The free digital copy of this issue also includes Avengers vs. X-Men 6 infinite, which is a great side story about Cyclops and where his head’s at. This alone is worth the $4 for the comic, and it also improves the main issue itself. This issue is an easy recommendation, even if you haven’t been enjoying the event so far.
This issue’s core focus is on Juston and his “pet” sentinel. Juston is a minor character in Avengers Academy. He has a reprogrammed sentinel that, while its mutant hunting directive isn’t deleted, it’s overruled by a number of contradicting directives. Before he joined the Academy, he starred in two “Sentinel” minis. In this issue, Phoenix powered Emma Frost shows up to destroy the sentinel. There’s also lots of focus on X-23 and Henry Pym. At its core this is a great issue. However, it’s not without its problems.
The debate within the issue about the sentinel is very well handled. Different characters have different opinions of the value of AI beings vs. living things. Juston makes a great case for why he should be allowed to keep the sentinel as it is. X-23 makes a great case for why its memory needs to be erased. A quick glance at this Comicbookresources thread even shows a lengthy debate on the subject. Good work there, Christos Gage.
There’s also a great reference to X-23’s solo series which relates perfectly to the sentinel debate and affects her final decision. Henry Pym is handled well here as this issue reminds us that he runs the academy (he’s barely shown up in the last two arcs). While we don’t see too much of the original academy kids in this issue, it does touch on Hazmat’s insecurities.
The art however is very inconsistent. Some panels look fine while others just look lazy. The fading used on the TV screens and the flashbacks look great. Some panels make great use of backgrounds. Facial expressions are well defined for the most part. On the other hand, there are continuity errors in the artwork. X-23’s outfit keeps changing from a full sleeveless shirt to a sports bra, and several tops are somewhere in-between. Also, her eyes are still the wrong colour. I’m starting to wonder if the facility she grew up in gave her the extra power of changing her eye colour at will. Sometimes people’s faces are oddly shaped as well. Its better art than AA usually has, but this series still deserves better.

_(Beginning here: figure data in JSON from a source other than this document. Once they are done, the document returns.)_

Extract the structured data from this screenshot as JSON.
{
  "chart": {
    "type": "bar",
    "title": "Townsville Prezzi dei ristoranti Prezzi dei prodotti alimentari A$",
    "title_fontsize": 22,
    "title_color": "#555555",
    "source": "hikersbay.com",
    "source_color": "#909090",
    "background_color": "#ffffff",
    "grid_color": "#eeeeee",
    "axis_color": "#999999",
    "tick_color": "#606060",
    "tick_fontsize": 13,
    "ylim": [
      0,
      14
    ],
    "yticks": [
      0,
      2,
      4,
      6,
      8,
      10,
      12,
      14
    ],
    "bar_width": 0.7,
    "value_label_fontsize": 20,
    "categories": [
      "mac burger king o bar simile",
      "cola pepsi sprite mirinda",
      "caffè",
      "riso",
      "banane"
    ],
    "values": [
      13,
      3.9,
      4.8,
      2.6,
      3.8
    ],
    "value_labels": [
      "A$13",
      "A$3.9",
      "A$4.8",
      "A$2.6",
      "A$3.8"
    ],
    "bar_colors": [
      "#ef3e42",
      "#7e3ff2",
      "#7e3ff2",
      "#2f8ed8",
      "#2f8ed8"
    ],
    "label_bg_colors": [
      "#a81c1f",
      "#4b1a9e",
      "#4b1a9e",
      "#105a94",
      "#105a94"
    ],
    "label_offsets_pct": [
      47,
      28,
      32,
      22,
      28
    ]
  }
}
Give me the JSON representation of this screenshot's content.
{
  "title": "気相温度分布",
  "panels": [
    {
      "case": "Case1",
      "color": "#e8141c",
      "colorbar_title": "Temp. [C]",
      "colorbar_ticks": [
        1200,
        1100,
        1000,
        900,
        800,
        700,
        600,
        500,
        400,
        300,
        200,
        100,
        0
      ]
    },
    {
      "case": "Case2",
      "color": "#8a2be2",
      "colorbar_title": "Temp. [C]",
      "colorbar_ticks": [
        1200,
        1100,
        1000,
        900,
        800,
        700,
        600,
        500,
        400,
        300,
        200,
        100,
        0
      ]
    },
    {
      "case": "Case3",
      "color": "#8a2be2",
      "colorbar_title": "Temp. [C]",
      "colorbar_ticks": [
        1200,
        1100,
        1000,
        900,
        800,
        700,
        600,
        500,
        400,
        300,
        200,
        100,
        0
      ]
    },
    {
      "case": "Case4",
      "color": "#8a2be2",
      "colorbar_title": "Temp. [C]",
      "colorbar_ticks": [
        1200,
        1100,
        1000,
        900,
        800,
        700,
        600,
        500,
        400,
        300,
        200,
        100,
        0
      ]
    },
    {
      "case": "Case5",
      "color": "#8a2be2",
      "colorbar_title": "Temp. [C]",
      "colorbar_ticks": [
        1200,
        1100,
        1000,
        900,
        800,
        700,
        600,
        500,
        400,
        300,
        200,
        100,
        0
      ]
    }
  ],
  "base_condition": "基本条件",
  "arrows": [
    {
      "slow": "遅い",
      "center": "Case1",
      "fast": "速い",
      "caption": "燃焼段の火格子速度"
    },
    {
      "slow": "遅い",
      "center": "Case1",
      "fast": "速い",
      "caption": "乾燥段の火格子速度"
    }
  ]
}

The book also feels a bit crowded. It suffers a bit because it’s a tie in to Avengers vs. X-Men. In addition to the sentinel debate and X-23’s flashbacks, there’s nearly two full pages of exposition about Avengers vs. X-men 6 that could have easily fit onto the recap page instead. This would have giving the comic more room for the sentinel debate. Henry Pym feels a bit indecisive in this issue, but that’s a minor complaint (don’t know whether that’s normal for him or not). Also, why is Prodigy still there? Didn’t he leave with the X-kids in the last issue? I thought only Loa stayed behind.
This is still a good issue, although it could have been better. If you’re looking for an Avengers vs. X-men tie in that feels important but isn’t absolutely necessary, this is an easy recommendation. If you’re an X-23 fan, this issue is definitely worth it. While there isn’t too much about the original Academy kids, this is still a good comic and you should at least check it out if you’re a long-time reader. Everything you need to know is in the recap page, although I recommend you find the Sentinel mini-series if possible – it’s very good.